The bill, as amended, creates both a tax deduction and a tax credit for businesses that relocate to Wisconsin. Under the bill, “locates to this state” means moving either 51% or more of the workforce payroll of the business or at least $200,000 of wages paid to such workforce to Wisconsin during the first taxable year to which the deduction relates. In a nutshell, businesses that move here get to be tax free for two years.
According to the bill’s initial fiscal estimate, the cost of letting new businesses go tax-free is a fairly marginal $280,000. (A revised Fiscal Bureau estimate puts the cost at $500,000, with the expansion of the credit into an accompanying deduction.) The Department of Revenue came up with that estimate by figuring that the average tax liability for first-time filers in Wisconsin was $2,700, then figured that 25% of the 416 new filers in past years have been from out of state. ($2,700 * .25 * 416 = $280,800.)
Let’s hope this bill is a lot more expensive than that estimate.
The bill is meant to lure businesses from other states, which announces a change from past practice.

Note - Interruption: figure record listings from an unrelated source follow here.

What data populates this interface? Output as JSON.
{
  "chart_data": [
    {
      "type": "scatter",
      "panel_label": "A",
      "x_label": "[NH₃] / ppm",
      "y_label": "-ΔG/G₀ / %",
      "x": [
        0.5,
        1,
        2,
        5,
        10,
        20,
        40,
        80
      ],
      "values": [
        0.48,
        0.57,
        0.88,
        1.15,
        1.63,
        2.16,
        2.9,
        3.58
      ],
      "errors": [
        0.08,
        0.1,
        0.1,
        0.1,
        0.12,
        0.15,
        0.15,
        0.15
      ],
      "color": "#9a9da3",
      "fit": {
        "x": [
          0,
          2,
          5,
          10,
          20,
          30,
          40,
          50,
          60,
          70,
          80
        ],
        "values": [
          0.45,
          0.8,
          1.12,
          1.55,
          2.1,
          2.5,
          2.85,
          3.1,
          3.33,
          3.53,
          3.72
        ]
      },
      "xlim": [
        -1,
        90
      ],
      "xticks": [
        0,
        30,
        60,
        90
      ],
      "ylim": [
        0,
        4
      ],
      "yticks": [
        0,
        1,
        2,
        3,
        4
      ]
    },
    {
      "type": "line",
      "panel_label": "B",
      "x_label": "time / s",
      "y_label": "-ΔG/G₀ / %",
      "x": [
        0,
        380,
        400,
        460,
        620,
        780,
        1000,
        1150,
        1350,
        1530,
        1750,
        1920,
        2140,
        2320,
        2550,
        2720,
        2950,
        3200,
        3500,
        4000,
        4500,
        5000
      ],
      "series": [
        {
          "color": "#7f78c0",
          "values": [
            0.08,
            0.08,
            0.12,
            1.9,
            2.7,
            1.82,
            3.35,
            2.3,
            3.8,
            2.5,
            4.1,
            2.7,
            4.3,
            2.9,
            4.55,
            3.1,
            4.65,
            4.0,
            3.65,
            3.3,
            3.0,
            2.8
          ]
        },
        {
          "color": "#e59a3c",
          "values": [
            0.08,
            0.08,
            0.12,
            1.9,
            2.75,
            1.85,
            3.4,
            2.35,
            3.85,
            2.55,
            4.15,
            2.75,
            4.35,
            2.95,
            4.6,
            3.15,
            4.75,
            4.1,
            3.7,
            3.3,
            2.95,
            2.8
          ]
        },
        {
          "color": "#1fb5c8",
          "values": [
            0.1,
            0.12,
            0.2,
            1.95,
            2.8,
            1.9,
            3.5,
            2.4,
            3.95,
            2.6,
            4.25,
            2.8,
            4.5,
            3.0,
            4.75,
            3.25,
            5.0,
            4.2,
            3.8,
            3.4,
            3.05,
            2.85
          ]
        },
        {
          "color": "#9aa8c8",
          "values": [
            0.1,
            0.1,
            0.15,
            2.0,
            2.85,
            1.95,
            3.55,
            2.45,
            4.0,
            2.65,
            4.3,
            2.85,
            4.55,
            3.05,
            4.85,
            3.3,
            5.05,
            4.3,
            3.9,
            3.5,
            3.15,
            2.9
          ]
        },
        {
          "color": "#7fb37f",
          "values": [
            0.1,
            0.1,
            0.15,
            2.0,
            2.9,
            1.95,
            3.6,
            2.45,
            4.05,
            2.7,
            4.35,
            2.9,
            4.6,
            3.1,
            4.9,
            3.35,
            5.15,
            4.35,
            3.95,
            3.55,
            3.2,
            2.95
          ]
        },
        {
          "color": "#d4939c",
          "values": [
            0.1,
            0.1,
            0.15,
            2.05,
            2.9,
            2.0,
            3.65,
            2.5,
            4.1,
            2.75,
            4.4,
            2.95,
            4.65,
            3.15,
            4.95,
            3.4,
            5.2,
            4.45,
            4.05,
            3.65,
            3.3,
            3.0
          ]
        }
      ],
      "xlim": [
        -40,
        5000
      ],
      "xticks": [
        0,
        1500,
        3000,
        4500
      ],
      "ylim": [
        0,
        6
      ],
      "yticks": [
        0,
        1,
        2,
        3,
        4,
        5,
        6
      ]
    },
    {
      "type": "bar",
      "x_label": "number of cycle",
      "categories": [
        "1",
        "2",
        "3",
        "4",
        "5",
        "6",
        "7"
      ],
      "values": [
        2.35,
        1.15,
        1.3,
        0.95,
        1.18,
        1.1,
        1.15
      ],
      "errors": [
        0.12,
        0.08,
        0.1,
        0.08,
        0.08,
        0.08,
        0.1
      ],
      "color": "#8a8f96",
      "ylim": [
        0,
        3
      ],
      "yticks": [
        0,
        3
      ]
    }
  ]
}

If the tax credit/deduction is effective, the number of businesses relocating should be a lot higher than the 104 the DOR estimates has occurred in the past.

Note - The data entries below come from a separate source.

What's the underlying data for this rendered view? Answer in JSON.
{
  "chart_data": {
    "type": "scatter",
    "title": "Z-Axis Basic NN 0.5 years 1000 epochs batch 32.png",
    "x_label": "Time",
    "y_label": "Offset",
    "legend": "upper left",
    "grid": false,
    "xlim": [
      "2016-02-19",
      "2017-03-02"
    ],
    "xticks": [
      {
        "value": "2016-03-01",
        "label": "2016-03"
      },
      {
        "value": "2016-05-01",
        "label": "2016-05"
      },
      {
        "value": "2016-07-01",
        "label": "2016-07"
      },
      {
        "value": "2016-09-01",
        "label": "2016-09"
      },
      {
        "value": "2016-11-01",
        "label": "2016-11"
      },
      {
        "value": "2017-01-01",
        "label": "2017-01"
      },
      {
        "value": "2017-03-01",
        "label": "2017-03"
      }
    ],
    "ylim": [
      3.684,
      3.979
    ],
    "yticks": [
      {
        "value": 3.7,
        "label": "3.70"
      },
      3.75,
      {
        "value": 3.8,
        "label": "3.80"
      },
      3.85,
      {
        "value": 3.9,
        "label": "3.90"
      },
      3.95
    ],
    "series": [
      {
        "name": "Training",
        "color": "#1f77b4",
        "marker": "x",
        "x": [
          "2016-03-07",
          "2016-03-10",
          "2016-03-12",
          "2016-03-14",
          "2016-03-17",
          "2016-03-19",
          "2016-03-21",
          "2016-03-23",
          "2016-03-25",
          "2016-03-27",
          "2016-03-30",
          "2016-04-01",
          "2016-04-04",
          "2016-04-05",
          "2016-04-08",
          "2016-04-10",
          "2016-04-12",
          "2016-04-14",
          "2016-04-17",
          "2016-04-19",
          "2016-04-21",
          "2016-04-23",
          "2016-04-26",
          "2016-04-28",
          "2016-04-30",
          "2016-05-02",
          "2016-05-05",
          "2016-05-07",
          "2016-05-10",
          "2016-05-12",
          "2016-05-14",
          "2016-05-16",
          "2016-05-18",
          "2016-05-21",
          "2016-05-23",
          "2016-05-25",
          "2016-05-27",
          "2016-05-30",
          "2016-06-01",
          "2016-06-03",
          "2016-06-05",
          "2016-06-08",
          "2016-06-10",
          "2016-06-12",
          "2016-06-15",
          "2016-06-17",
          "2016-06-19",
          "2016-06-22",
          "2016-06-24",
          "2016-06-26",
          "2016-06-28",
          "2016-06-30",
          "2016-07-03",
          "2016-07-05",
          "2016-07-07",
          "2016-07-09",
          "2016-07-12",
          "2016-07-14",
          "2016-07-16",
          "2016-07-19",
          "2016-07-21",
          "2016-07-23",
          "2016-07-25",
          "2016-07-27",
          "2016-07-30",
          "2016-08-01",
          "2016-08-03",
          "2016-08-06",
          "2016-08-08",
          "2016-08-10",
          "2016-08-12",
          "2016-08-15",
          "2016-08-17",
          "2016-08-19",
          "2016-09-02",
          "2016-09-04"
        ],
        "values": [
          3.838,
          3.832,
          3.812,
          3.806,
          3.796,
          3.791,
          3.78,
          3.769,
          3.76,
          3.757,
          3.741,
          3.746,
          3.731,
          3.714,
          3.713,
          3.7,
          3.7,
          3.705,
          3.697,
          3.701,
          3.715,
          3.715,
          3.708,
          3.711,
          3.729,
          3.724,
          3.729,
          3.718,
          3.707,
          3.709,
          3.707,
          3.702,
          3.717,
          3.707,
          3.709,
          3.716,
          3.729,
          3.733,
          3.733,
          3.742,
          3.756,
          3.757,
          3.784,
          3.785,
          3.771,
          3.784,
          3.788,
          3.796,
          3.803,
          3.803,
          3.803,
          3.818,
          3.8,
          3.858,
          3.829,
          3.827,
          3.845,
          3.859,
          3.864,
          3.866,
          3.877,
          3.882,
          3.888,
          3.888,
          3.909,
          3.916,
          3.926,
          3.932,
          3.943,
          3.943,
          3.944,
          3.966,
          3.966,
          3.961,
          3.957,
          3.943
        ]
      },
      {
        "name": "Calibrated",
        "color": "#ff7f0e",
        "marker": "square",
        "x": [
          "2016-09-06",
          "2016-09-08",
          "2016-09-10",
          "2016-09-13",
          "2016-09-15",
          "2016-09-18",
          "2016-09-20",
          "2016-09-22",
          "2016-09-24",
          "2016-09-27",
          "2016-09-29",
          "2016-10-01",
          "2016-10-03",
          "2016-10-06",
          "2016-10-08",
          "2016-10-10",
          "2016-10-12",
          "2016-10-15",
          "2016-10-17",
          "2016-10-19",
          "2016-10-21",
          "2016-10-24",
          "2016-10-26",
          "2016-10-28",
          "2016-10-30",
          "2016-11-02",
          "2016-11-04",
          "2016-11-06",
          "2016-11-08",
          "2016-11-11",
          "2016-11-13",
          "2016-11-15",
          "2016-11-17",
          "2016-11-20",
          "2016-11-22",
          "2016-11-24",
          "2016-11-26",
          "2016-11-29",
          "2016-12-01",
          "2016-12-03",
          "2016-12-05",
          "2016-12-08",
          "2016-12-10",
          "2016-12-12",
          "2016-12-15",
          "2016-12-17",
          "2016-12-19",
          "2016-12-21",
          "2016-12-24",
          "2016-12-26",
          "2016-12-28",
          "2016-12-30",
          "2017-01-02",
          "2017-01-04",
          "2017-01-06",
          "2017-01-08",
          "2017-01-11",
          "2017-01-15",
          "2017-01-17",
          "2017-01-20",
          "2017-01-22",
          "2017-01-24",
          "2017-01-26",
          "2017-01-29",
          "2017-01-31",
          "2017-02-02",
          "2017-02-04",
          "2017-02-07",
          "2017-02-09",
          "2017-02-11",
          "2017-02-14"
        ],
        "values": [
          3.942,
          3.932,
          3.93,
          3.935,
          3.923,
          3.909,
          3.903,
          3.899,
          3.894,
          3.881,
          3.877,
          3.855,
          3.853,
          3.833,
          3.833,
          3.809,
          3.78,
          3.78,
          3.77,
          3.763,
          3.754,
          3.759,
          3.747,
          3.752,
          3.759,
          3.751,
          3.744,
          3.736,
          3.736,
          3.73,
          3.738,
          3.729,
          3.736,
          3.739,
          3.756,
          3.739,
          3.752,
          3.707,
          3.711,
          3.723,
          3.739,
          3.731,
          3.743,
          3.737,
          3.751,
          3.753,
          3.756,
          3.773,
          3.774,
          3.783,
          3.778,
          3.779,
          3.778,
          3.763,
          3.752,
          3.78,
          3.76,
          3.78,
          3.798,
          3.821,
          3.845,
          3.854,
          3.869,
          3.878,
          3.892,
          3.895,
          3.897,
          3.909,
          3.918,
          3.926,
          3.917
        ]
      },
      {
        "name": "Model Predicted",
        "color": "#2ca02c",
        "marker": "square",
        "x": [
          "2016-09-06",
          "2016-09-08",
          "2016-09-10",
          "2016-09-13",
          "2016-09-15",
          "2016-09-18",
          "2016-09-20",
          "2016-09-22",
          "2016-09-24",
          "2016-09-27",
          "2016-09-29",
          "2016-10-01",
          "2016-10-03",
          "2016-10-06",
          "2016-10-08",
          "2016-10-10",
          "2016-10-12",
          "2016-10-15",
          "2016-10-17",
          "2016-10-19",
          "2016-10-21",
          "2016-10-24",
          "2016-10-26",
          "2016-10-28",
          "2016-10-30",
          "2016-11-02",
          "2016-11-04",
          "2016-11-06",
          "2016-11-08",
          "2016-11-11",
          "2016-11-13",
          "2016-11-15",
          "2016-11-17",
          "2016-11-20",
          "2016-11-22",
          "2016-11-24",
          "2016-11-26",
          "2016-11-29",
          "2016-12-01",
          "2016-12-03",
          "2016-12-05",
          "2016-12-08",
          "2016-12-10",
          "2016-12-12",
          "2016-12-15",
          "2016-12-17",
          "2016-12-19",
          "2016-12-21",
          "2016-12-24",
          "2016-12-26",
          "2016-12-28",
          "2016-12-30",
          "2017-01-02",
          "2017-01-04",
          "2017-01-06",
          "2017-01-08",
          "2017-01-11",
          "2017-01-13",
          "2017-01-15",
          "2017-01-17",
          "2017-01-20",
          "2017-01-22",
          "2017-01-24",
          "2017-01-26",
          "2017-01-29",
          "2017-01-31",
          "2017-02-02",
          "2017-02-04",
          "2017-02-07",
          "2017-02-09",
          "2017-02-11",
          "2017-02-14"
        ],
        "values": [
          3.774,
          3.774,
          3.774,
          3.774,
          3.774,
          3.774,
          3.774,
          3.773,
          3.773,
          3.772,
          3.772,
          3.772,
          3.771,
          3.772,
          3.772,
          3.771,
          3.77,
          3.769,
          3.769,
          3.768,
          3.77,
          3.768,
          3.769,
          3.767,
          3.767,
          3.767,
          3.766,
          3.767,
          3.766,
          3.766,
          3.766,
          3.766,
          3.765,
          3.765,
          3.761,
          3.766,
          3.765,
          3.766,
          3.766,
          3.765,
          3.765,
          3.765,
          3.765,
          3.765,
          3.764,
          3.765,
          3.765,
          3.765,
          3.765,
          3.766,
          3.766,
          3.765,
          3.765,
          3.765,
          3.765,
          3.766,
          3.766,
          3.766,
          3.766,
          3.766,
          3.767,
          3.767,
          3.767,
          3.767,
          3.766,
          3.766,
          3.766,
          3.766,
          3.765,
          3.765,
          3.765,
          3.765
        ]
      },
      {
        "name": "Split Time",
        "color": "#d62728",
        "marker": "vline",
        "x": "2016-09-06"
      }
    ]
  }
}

Furthermore, the mere number of new businesses brought in doesn’t tell the whole story. Size matters. If the lure of being tax free pulls in some big businesses (especially in the wake of Illinois’ recent massive tax hike), that will skew the cost upwards significantly. One also imagines many of the “new filers” in Wisconsin were startup businesses, which may account for why their liabilities only averaged around $2,700. Just a couple big fish in the Wisconsin pond will skew those numbers significantly.
Of course, if all goes to plan, the “cost” of the bill (which doesn’t really “cost” the state anything – it merely deprives them of taxpayer money) will be much higher – but the state will recoup that money and more by the number of new taxpayers created. Ratcheting down the unemployment rate from 8% to, say, 4% will have the state swimming in money once again. It will more than pay for the marginal cost of giving businesses a temporary tax holiday.

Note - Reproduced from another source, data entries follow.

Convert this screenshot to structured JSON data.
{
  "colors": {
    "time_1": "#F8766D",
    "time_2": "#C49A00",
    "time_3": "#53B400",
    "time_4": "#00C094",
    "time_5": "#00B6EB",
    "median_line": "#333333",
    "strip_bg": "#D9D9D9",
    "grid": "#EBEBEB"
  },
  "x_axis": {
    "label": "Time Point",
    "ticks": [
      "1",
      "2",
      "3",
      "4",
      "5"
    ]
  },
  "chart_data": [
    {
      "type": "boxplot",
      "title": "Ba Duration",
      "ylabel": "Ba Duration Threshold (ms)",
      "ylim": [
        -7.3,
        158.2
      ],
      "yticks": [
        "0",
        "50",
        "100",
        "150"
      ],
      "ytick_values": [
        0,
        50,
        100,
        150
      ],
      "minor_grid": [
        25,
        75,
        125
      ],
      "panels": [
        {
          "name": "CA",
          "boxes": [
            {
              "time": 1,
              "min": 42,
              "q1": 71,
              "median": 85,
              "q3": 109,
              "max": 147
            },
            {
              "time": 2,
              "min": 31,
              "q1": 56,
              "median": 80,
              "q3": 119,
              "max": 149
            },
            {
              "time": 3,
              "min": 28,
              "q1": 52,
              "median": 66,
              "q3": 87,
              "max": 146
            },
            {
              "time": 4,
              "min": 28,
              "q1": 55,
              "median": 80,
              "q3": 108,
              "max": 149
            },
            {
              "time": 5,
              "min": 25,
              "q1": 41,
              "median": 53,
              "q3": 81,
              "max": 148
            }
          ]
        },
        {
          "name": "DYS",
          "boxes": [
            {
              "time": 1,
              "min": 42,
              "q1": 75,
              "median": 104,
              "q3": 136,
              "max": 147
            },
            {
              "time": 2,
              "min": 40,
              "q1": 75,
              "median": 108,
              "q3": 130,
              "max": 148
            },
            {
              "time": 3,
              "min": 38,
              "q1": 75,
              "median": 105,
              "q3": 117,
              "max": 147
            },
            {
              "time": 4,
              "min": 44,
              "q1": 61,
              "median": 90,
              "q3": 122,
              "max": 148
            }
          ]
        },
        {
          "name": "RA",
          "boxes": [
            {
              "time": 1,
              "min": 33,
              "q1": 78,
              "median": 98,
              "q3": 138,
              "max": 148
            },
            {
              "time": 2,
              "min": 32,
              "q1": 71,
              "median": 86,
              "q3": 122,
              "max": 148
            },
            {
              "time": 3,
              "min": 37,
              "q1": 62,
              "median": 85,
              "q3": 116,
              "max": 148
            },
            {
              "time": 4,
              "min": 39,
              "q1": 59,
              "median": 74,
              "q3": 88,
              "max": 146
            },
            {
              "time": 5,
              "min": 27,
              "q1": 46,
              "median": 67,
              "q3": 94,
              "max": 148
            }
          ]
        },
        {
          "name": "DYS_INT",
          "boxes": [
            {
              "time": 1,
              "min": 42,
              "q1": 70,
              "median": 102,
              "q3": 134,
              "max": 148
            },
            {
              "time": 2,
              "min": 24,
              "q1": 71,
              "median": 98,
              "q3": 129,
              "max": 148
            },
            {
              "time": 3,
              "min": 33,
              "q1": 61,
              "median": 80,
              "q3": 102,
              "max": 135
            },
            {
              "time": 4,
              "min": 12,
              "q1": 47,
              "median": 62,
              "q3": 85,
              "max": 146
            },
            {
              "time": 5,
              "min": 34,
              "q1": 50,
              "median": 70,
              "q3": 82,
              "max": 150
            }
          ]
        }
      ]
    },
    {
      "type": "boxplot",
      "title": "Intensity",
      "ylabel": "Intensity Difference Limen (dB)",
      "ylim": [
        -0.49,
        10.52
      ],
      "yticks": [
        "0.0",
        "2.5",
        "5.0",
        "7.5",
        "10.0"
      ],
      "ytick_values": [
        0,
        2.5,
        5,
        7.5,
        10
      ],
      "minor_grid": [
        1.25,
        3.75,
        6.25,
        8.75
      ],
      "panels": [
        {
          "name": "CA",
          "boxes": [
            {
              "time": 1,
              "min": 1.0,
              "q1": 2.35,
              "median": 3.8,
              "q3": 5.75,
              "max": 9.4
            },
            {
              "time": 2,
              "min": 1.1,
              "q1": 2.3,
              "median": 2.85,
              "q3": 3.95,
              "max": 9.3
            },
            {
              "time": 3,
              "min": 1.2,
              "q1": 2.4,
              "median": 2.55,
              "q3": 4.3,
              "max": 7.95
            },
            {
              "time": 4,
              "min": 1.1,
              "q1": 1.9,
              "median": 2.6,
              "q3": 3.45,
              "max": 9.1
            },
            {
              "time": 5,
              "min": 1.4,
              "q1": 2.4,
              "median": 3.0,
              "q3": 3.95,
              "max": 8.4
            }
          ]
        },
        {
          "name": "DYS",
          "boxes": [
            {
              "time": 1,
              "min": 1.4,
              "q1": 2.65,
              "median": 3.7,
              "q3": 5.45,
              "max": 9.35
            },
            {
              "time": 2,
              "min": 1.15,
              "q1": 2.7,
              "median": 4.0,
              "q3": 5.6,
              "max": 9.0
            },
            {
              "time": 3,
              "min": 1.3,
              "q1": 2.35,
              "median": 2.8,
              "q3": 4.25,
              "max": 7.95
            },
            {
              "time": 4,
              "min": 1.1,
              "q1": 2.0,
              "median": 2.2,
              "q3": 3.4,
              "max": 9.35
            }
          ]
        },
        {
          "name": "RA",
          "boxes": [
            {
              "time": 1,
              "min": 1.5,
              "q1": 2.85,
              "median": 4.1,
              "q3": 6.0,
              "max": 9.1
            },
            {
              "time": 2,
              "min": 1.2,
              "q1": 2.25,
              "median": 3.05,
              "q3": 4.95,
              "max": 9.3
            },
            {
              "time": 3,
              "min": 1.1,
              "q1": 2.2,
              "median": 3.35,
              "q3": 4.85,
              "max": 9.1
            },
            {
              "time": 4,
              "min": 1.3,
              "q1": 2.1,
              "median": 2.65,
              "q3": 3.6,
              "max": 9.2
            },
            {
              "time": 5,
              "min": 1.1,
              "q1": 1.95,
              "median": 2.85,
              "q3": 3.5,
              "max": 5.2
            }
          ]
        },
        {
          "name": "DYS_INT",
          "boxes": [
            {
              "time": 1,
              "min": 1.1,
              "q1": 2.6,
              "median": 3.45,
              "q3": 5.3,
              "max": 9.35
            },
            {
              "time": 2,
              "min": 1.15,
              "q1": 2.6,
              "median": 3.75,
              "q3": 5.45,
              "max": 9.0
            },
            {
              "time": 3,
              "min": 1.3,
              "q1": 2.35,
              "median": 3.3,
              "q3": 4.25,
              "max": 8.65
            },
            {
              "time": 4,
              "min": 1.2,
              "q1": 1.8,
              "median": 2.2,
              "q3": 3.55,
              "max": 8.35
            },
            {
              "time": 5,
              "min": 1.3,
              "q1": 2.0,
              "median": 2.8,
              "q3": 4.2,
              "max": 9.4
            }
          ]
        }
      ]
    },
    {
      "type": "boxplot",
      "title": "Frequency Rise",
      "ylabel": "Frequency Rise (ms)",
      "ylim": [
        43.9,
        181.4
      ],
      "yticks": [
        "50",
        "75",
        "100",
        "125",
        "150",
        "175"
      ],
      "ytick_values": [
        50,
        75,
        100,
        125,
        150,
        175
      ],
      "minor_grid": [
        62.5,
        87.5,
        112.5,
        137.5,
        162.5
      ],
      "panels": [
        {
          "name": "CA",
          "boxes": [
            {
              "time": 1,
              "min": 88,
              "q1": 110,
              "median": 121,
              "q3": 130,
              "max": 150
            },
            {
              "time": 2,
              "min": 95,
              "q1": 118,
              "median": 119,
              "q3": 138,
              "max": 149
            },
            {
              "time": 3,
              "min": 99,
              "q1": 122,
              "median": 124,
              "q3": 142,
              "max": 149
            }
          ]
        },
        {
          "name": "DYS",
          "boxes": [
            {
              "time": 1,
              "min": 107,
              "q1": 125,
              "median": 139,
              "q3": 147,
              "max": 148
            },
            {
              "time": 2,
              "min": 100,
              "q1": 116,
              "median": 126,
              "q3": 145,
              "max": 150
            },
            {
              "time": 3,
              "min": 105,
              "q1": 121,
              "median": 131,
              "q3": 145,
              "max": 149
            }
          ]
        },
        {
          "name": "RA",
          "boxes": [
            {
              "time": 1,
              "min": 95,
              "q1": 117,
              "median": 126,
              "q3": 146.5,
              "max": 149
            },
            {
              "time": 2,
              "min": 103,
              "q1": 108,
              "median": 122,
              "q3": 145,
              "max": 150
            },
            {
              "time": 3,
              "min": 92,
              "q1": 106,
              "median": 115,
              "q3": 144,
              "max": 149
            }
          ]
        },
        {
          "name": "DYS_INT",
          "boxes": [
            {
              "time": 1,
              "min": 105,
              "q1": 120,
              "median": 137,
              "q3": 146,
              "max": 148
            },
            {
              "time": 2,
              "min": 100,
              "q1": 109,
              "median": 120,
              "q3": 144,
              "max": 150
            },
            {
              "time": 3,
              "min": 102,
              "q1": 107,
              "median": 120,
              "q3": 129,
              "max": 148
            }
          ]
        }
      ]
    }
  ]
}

The bill has passed both the Assembly and Senate, and now heads to Governor Walker for his signature.
And if the tax break doesn’t help the state recoup its money, Wisconsin should just go bet $280,000 on the Packers in the Super Bowl.
UPDATE: After passing the relocation tax cut bill, the Senate engaged in some partisan sniping over who was to blame for the state’s high unemployment rate. Democratic Senator Bob Jauch stood and argued that the recession was a global one, Democrats weren’t to blame, and that the effects were being felt in states like Indiana and others.
Yet an analysis by the New York Times shows that Indiana’s budget deficit is the smallest in the nation, at 2% of spending. Indiana Governor Mitch Daniels has shown that balancing a budget can be done in times of economic distress – in Wisconsin, we just haven’t felt like it.